From: Earl H. Kinmonth
Date: 2012/10/01

I suspect that the call for more lawyers in Japan was based on an unthinking and simple minded comparison of bengoshi numbers with those for US lawyers (and perhaps UK solicitors) while failing to recognize that lawyers in the US and solictors in the UK perform many functions that are handled by other legal and tax professionals in Japan, things such as drawing up wills, checking property deeds, and the like.

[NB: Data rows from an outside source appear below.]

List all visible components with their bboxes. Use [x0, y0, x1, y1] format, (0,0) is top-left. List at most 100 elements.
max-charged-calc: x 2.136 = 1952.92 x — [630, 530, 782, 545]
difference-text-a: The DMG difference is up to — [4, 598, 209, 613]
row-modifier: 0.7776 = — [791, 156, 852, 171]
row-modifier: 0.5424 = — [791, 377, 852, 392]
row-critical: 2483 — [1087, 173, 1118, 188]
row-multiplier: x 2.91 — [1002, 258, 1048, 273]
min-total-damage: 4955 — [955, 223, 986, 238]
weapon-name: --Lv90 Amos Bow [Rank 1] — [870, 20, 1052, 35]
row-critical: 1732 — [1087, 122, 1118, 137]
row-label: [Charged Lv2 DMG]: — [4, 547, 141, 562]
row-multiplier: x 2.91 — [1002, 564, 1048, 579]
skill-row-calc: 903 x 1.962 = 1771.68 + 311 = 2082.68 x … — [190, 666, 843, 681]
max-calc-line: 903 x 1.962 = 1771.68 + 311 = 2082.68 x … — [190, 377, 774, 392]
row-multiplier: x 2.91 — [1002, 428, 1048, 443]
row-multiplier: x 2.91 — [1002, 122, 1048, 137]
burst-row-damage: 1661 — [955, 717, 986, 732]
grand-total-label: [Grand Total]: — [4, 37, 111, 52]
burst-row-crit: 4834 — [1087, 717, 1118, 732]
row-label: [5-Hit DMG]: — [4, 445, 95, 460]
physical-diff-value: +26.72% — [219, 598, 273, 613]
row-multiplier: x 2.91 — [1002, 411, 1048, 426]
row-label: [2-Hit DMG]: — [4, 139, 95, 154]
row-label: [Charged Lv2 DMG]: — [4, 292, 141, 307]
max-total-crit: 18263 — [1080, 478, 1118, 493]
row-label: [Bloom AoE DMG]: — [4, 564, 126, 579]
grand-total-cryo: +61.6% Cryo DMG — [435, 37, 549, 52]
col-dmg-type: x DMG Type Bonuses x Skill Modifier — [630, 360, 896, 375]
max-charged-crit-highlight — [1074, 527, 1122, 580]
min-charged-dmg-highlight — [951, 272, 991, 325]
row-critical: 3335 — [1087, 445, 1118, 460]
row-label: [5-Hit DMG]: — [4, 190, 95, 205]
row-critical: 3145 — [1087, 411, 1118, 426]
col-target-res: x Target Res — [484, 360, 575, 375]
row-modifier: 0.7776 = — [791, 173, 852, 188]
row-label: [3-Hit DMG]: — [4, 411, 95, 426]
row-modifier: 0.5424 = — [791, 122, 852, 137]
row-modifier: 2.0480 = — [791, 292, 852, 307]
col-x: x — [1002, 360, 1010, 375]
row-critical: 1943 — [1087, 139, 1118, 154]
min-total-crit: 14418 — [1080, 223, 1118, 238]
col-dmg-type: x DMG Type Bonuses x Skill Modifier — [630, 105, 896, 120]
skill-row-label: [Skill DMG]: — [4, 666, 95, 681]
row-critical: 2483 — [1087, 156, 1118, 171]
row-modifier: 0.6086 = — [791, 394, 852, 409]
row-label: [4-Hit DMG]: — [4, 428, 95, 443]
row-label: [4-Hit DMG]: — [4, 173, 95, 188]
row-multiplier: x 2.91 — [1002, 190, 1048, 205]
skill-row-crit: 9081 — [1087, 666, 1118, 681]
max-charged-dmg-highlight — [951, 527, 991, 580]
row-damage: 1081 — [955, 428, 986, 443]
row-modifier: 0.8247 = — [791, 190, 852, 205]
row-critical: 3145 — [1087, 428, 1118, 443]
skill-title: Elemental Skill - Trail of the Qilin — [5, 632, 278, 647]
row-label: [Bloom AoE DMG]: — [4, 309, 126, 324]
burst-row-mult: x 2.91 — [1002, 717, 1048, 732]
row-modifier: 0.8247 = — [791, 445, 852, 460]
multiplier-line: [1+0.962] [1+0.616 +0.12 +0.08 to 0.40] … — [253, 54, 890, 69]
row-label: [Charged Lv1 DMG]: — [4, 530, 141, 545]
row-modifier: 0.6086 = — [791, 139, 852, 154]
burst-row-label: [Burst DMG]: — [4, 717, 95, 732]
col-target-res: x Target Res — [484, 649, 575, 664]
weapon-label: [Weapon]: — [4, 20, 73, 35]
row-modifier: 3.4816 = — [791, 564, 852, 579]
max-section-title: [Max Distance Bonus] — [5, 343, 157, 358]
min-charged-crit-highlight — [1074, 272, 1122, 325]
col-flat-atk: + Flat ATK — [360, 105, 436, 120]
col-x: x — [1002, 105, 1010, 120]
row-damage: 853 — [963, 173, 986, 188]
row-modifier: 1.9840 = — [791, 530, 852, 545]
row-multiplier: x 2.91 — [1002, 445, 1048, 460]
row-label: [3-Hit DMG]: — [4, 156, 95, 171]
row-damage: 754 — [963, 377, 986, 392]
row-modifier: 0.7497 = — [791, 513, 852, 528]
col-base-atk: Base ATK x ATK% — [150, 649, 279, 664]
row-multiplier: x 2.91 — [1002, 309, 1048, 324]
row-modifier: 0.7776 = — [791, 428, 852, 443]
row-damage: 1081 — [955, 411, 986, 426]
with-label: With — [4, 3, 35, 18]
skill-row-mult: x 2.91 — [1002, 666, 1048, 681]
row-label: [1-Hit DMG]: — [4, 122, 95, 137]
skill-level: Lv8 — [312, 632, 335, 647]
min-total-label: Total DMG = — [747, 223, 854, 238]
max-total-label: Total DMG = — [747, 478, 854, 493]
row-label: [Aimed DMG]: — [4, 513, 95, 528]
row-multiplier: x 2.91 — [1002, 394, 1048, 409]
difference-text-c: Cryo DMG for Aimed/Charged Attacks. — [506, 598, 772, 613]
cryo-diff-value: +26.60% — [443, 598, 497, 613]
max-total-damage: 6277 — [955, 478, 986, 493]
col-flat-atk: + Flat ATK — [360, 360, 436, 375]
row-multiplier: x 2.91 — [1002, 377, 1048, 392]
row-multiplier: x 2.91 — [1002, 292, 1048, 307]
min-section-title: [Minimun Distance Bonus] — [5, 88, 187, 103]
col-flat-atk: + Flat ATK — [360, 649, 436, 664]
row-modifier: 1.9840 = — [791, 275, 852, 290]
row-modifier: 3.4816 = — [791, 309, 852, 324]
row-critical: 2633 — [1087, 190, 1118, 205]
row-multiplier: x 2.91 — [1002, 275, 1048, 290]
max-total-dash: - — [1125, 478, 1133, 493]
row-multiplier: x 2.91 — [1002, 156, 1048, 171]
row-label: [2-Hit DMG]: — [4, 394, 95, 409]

Even if the propensity to litigate was exactly the same, Japan would not need as many bengoshi because other legal and tax professionals already handle legal and tax matters not involving litigation that might well be the work of lawyers in the US or solicitors in the UK.

As for civil litigation, I have not checked numbers, but there does seem to be an increase in IP (intellectual property) litigation. Judging by Nihon Keizai Shinbun articles, IP suits between Japanese companies and to an even greater extent vis a vis Korean, PRC, and ROC companies seem to be quite common.
I find this "amusing" in that when Japanese companies were charged with IP infringement by US and European firms in the 1970s and 1980s, the usual Japanese response was a cultural argument
- the Japanese had a different notion of IP or if there was a dispute it should be settled by "negotiation"
(favorable to the Japanese side) rather than litigation because Japanese had a cultural aversion to litigation (despite the historical record showing otherwise).

Could it be that what goes around comes around - that IP culture is a function of whether or not you have any worth protecting with expensive litigation?